Openbox is nice, if a little dated by todays expectations of what a Window Manager should be. It's lightweight and based on the ideas of what Next Step should be as a spiritual successor.
It dates back to about the same time, when Next was still around and there were a few more clones, Openstep, Fluxbox, Afterstep, FVWM, Enlightenment etc... Some of them are around, some of the projects got dissolved. My first Linux install was Redhat 6.0 with Afterstep on PC many years ago now.
If you want to get a feel for what Nextstep might have been like if it were still around try Openbox, or Fluxbox. The good thing about both of them is that they're modular so you can install whatever dock, or menu, or anything else that you would like into it and have it look however you want.
For something lightweight that is OS X like you can try Openbox with Cairo Dock 2D as a dock replacement and Gnome Panel as an Apple Menu replacement that crosses between the OS9 and OS X style Apple menu, or just Gnome panel if you want something more like OS 9. That shouldn't take up to many resources.
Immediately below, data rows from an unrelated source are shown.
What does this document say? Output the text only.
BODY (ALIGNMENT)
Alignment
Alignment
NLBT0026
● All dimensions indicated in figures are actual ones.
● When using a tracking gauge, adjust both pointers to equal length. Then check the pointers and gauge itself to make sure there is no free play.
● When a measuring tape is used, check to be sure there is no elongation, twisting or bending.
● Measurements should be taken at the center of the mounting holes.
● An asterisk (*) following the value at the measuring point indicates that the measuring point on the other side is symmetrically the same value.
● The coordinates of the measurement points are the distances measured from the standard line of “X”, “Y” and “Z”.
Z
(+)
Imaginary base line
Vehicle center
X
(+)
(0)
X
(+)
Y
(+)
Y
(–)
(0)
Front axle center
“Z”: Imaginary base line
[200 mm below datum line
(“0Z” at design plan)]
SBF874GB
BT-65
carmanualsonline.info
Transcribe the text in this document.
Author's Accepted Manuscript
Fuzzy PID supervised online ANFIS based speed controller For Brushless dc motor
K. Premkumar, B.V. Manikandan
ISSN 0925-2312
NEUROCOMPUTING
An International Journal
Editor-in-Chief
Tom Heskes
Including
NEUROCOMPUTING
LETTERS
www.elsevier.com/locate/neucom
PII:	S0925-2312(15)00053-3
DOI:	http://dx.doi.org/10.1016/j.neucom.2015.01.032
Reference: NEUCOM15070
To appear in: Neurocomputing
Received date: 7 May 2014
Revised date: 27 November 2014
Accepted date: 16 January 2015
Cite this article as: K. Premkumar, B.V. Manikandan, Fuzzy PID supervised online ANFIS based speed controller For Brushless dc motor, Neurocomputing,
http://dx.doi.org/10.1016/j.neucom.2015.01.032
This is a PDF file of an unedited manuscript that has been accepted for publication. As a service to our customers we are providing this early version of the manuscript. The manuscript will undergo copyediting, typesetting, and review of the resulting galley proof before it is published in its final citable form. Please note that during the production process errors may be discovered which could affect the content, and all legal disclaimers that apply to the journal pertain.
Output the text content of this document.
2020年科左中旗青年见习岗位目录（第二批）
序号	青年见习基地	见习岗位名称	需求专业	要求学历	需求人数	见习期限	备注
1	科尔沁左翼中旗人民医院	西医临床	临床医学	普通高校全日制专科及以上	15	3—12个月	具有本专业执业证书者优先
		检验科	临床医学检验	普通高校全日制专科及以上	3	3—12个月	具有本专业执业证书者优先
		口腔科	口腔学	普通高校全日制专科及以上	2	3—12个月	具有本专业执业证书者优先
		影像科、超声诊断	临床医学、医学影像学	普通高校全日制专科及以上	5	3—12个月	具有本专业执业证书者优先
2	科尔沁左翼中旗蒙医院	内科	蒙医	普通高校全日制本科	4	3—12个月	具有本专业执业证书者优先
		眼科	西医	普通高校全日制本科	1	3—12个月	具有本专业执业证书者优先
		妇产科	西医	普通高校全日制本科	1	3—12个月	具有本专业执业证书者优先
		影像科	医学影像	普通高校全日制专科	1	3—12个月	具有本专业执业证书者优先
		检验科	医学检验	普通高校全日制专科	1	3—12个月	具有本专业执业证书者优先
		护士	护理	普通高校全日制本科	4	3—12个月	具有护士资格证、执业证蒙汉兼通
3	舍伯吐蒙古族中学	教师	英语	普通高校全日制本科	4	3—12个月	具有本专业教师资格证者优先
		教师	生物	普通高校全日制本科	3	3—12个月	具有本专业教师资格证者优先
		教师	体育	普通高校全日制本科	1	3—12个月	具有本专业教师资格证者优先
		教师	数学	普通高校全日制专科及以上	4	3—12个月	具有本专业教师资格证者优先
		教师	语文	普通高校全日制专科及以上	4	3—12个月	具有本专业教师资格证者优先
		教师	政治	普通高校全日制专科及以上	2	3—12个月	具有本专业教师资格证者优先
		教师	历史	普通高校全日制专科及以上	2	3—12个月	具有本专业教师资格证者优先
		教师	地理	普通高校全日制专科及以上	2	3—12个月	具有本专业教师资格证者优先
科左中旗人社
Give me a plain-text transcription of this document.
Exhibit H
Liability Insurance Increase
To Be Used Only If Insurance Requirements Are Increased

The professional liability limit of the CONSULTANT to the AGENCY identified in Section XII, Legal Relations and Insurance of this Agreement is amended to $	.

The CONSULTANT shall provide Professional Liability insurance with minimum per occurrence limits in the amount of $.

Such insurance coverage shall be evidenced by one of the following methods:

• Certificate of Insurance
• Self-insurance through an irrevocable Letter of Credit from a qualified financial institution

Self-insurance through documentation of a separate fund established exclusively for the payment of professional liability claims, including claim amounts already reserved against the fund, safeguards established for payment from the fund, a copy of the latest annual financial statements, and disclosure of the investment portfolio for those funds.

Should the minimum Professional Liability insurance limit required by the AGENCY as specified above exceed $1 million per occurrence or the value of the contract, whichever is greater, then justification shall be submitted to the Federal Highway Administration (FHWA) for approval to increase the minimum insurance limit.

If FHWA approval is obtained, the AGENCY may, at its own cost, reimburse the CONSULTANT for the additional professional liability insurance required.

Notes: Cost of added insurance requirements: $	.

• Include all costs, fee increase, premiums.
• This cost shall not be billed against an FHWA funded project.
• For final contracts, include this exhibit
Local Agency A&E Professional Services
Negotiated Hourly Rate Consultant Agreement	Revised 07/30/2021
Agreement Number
The biggest issue I've ever found with Linux on PPC is video card driver support, no, software support or lack there of is not so much the issue. For older video cards there is a real lack of decent video card drivers. The open source drivers really don't provide the hardware support one would expect which makes it a hard platform to use for anything other than software necessity in 2012.
For basic tasks you will still do OK though.